The question is in the title. Here is a short motivation. The general quadratic Diophantine equation is
$$
x^TAx+bx+c=0,
$$
where $x$ is a vector of $n$ variables, $A$ is $n \times n$ matrix with integer entries, $b$ vector, $c$ integer. We can try simplify it by linear substitution $x=Hy$, where $y$ are new variables and $H$ is $n\times n$ matrix with integer entries and determinant $\pm 1$. The equation becomes
$$
y^T(H^TAH)y + bHy + c = 0.
$$
The first entry in matrix $H^TAH$ is $h^TAh$, where $h$ is the first column of $H$. If there is a non-zero vector $h$ such that $h^TAh=0$, then in the new equation the $y_1^2$ term vanishes, and equation becomes linear in $y_1$. In many cases, this can be used to solve the equation.
The equation $x_1^2+x_2^2=3x_3^2+1$ is the simplest quadratic equation for which this method does not work.
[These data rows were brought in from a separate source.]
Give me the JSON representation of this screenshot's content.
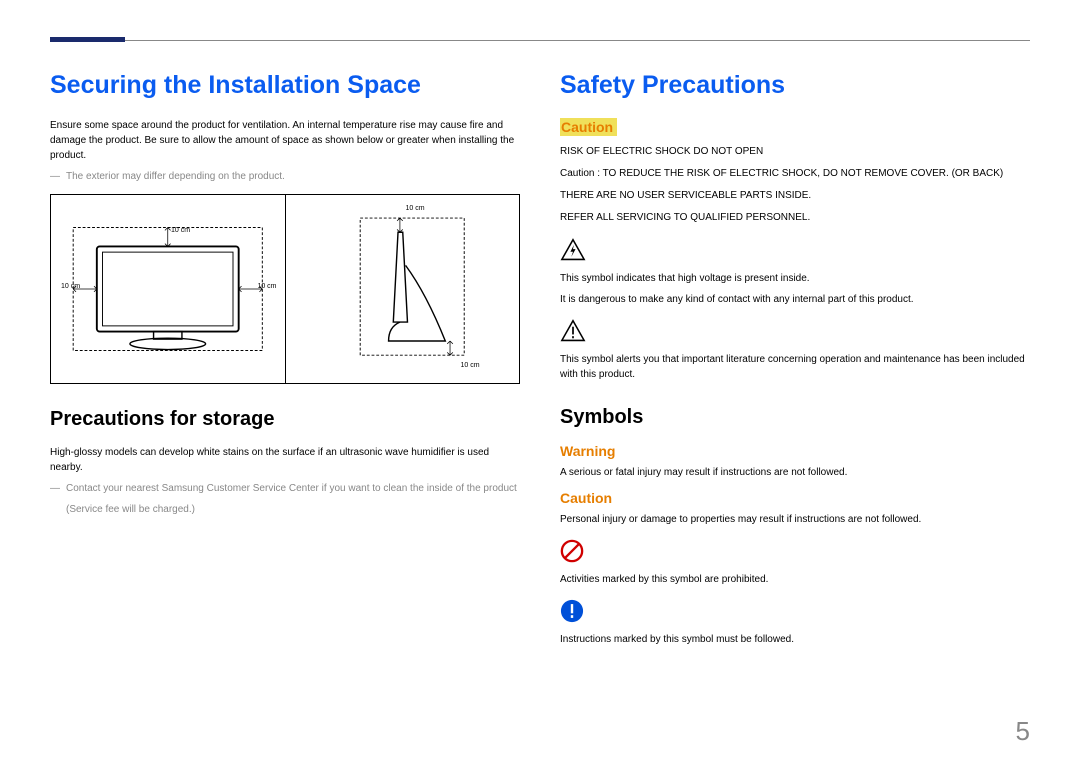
{
  "page_number": "5",
  "left": {
    "heading1": "Securing the Installation Space",
    "intro": "Ensure some space around the product for ventilation. An internal temperature rise may cause fire and damage the product. Be sure to allow the amount of space as shown below or greater when installing the product.",
    "note1": "The exterior may differ depending on the product.",
    "dims": {
      "top": "10 cm",
      "left": "10 cm",
      "right": "10 cm",
      "bottom": "10 cm",
      "side_top": "10 cm",
      "side_bottom": "10 cm"
    },
    "heading2": "Precautions for storage",
    "storage_body": "High-glossy models can develop white stains on the surface if an ultrasonic wave humidifier is used nearby.",
    "storage_note": "Contact your nearest Samsung Customer Service Center if you want to clean the inside of the product",
    "storage_note_sub": "(Service fee will be charged.)"
  },
  "right": {
    "heading1": "Safety Precautions",
    "caution_label": "Caution",
    "caution_lines": {
      "l1": "RISK OF ELECTRIC SHOCK DO NOT OPEN",
      "l2": "Caution : TO REDUCE THE RISK OF ELECTRIC SHOCK, DO NOT REMOVE COVER. (OR BACK)",
      "l3": "THERE ARE NO USER SERVICEABLE PARTS INSIDE.",
      "l4": "REFER ALL SERVICING TO QUALIFIED PERSONNEL."
    },
    "hv_symbol_line1": "This symbol indicates that high voltage is present inside.",
    "hv_symbol_line2": "It is dangerous to make any kind of contact with any internal part of this product.",
    "lit_symbol": "This symbol alerts you that important literature concerning operation and maintenance has been included with this product.",
    "heading2": "Symbols",
    "warning_label": "Warning",
    "warning_body": "A serious or fatal injury may result if instructions are not followed.",
    "caution2_label": "Caution",
    "caution2_body": "Personal injury or damage to properties may result if instructions are not followed.",
    "prohibit_body": "Activities marked by this symbol are prohibited.",
    "follow_body": "Instructions marked by this symbol must be followed."
  }
}
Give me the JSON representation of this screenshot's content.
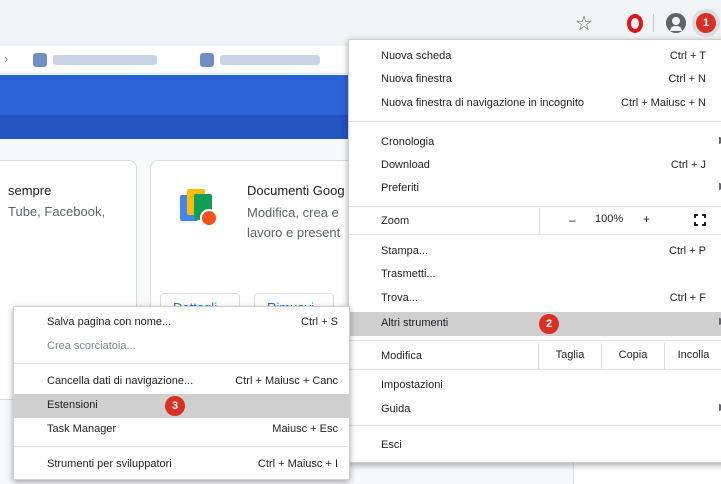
{
  "toolbar": {
    "icons": [
      "star-icon",
      "opera-icon",
      "profile-icon",
      "chrome-menu-icon"
    ],
    "menu_badge": "1"
  },
  "page": {
    "card1": {
      "title": "sempre",
      "text": "Tube, Facebook,"
    },
    "card2": {
      "title": "Documenti Goog",
      "text_line1": "Modifica, crea e",
      "text_line2": "lavoro e present"
    },
    "buttons": [
      "Dettagli",
      "Rimuovi"
    ]
  },
  "menu": {
    "new_tab": {
      "label": "Nuova scheda",
      "shortcut": "Ctrl + T"
    },
    "new_window": {
      "label": "Nuova finestra",
      "shortcut": "Ctrl + N"
    },
    "incognito": {
      "label": "Nuova finestra di navigazione in incognito",
      "shortcut": "Ctrl + Maiusc + N"
    },
    "history": {
      "label": "Cronologia"
    },
    "downloads": {
      "label": "Download",
      "shortcut": "Ctrl + J"
    },
    "bookmarks": {
      "label": "Preferiti"
    },
    "zoom": {
      "label": "Zoom",
      "minus": "–",
      "value": "100%",
      "plus": "+"
    },
    "print": {
      "label": "Stampa...",
      "shortcut": "Ctrl + P"
    },
    "cast": {
      "label": "Trasmetti..."
    },
    "find": {
      "label": "Trova...",
      "shortcut": "Ctrl + F"
    },
    "more_tools": {
      "label": "Altri strumenti",
      "badge": "2"
    },
    "edit": {
      "label": "Modifica",
      "cut": "Taglia",
      "copy": "Copia",
      "paste": "Incolla"
    },
    "settings": {
      "label": "Impostazioni"
    },
    "help": {
      "label": "Guida"
    },
    "exit": {
      "label": "Esci"
    }
  },
  "submenu": {
    "save_page": {
      "label": "Salva pagina con nome...",
      "shortcut": "Ctrl + S"
    },
    "create_shortcut": {
      "label": "Crea scorciatoia..."
    },
    "clear_data": {
      "label": "Cancella dati di navigazione...",
      "shortcut": "Ctrl + Maiusc + Canc"
    },
    "extensions": {
      "label": "Estensioni",
      "badge": "3"
    },
    "task_manager": {
      "label": "Task Manager",
      "shortcut": "Maiusc + Esc"
    },
    "dev_tools": {
      "label": "Strumenti per sviluppatori",
      "shortcut": "Ctrl + Maiusc + I"
    }
  },
  "colors": {
    "highlight": "#cfcfcf",
    "badge": "#d93025",
    "banner": "#2b63d6",
    "toolbar": "#f1f3f4"
  }
}
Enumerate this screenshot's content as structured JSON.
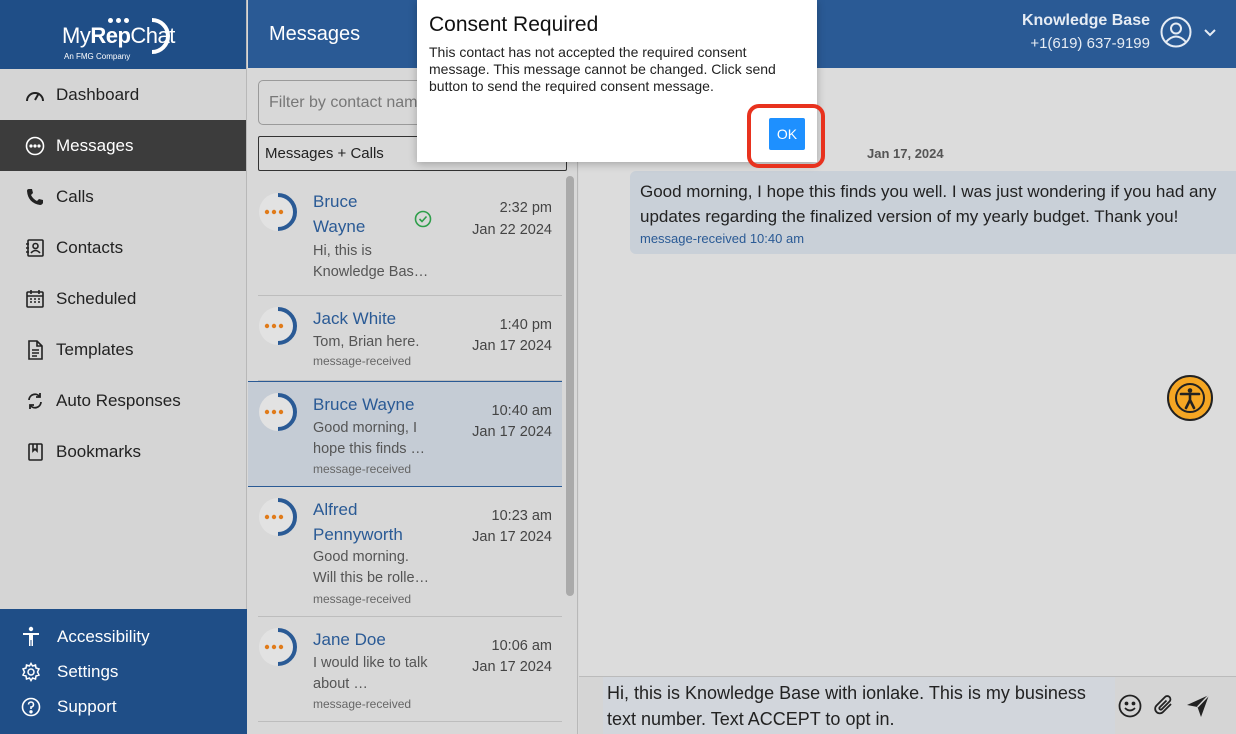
{
  "brand": {
    "logo_my": "My",
    "logo_rep": "Rep",
    "logo_chat": "Chat",
    "logo_sub": "An FMG Company"
  },
  "sidebar": {
    "items": [
      {
        "label": "Dashboard",
        "icon": "gauge-icon"
      },
      {
        "label": "Messages",
        "icon": "chat-bubble-icon",
        "active": true
      },
      {
        "label": "Calls",
        "icon": "phone-icon"
      },
      {
        "label": "Contacts",
        "icon": "contact-card-icon"
      },
      {
        "label": "Scheduled",
        "icon": "calendar-icon"
      },
      {
        "label": "Templates",
        "icon": "document-icon"
      },
      {
        "label": "Auto Responses",
        "icon": "refresh-icon"
      },
      {
        "label": "Bookmarks",
        "icon": "bookmark-icon"
      }
    ],
    "bottom": [
      {
        "label": "Accessibility",
        "icon": "accessibility-icon"
      },
      {
        "label": "Settings",
        "icon": "gear-icon"
      },
      {
        "label": "Support",
        "icon": "help-icon"
      }
    ]
  },
  "header": {
    "title": "Messages",
    "account_name": "Knowledge Base",
    "account_phone": "+1(619) 637-9199"
  },
  "list": {
    "filter_placeholder": "Filter by contact name",
    "type_select": "Messages + Calls",
    "conversations": [
      {
        "name": "Bruce Wayne",
        "preview": "Hi, this is Knowledge Bas…",
        "status": "",
        "time": "2:32 pm",
        "date": "Jan 22 2024",
        "check": true
      },
      {
        "name": "Jack White",
        "preview": "Tom, Brian here.",
        "status": "message-received",
        "time": "1:40 pm",
        "date": "Jan 17 2024"
      },
      {
        "name": "Bruce Wayne",
        "preview": "Good morning, I hope this finds …",
        "status": "message-received",
        "time": "10:40 am",
        "date": "Jan 17 2024",
        "selected": true
      },
      {
        "name": "Alfred Pennyworth",
        "preview": "Good morning. Will this be rolle…",
        "status": "message-received",
        "time": "10:23 am",
        "date": "Jan 17 2024"
      },
      {
        "name": "Jane Doe",
        "preview": "I would like to talk about …",
        "status": "message-received",
        "time": "10:06 am",
        "date": "Jan 17 2024"
      }
    ]
  },
  "chat": {
    "date_separator": "Jan 17, 2024",
    "message_text": "Good morning, I hope this finds you well. I was just wondering if you had any updates regarding the finalized version of my yearly budget. Thank you!",
    "message_meta": "message-received 10:40 am",
    "composer_text": "Hi, this is Knowledge Base with ionlake. This is my business text number. Text ACCEPT to opt in."
  },
  "modal": {
    "title": "Consent Required",
    "body": "This contact has not accepted the required consent message. This message cannot be changed. Click send button to send the required consent message.",
    "ok_label": "OK"
  },
  "colors": {
    "brand_blue": "#1f4e87",
    "header_blue": "#2a5a95",
    "highlight_red": "#e8321e",
    "ok_blue": "#1e90ff",
    "a11y_orange": "#f5a623"
  }
}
Here $h^TAh=0$ reduces to $h_1^2+h_2^2-3h_3^2=0$, which does not have non-trivial integer solutions. Hence, no linear substitution makes the equation linear in any of the variables. How to solve such equations?
There is a general method outlined by by Grunewald and Segal that should work for all quadratic equations: the idea is that (i) the integral orthogonal group of A is finitely generated, and there is an algorithm for listing the generators, and (ii) there is a finite set of solutions to the equation such that all other solutions can be constructed from this finite set by actions of this integral orthogonal group. However, how to implement this idea for this specific equation? Also, maybe there is an easier method?
I remark that I am looking for more or less explicit description of all integer solutions. The answer "Try $z=0,\pm 1,\pm 2,\dots$ and for each $z$ list all representations of $3z^2+1$ as the sum of squares" does not count.
Best Answer
Ok, I now was able to solve the equation myself.
If $(x,y,z)$ is any solution, then $(y,x,z)$, $(x,-y,z)$, $(x,y,-z)$, and $(x,3z-2y,2z-y)$ are also solutions. To check the last one, observe that $$ x^2 + (3z-2y)^2 - 3(2z-y)^2 = x^2 + y^2 - 3z^2 = 1. $$ All these transformations are invertible: if we apply any of them twice, we go back to the solution we have started with. To check this for the last one, observe that $$ 3(2z-y)-2(3z-2y) = y, \quad 2(2z-y)-(3z-2y)=z. $$ Let us prove that all integer solutions to our equation can be produced from $(x,y,z)=(1,0,0)$ by a sequence of this transformations. This gives a complete description of the solution set.
Let us say that two solutions are in the same orbit if they can be obtained from each other by a sequence of these transformations. We will prove that all solutions are in the same orbit as $(1,0,0)$. In any orbit, choose a solution $(x,y,z)$ with $|z|$ minimal. By swapping $x$ and $y$ and changing signs of $y$ and $z$ if needed, we may assume that $0\leq |x|\leq y$ and $0\leq z$. Because this solution has minimal $|z|$ in the orbit, we must have $|2z-y|\geq z$. If $2z-y\geq 0$, this implies that $2z-y \geq z$, or $z \geq y$. But then $2z^2\geq 2y^2 \geq x^2+y^2 = 3z^2+1$, which is a contradiction. If $2z-y<0$, then $|2z-y|\geq z$ reduces to $y-2z\geq z$, or $y\geq 3z$. But then $9z^2 \leq y^2 \leq x^2+y^2 = 3z^2+1$, which is possible only if $z=0$. Hence, $(x,y,z)=(0,1,0)$, and, by applying the operation $(x,y,z)\to (y,x,z)$ for the last time, we arrive at $(x,y,z)=(1,0,0)$. Hence, all solutions are at the same orbit.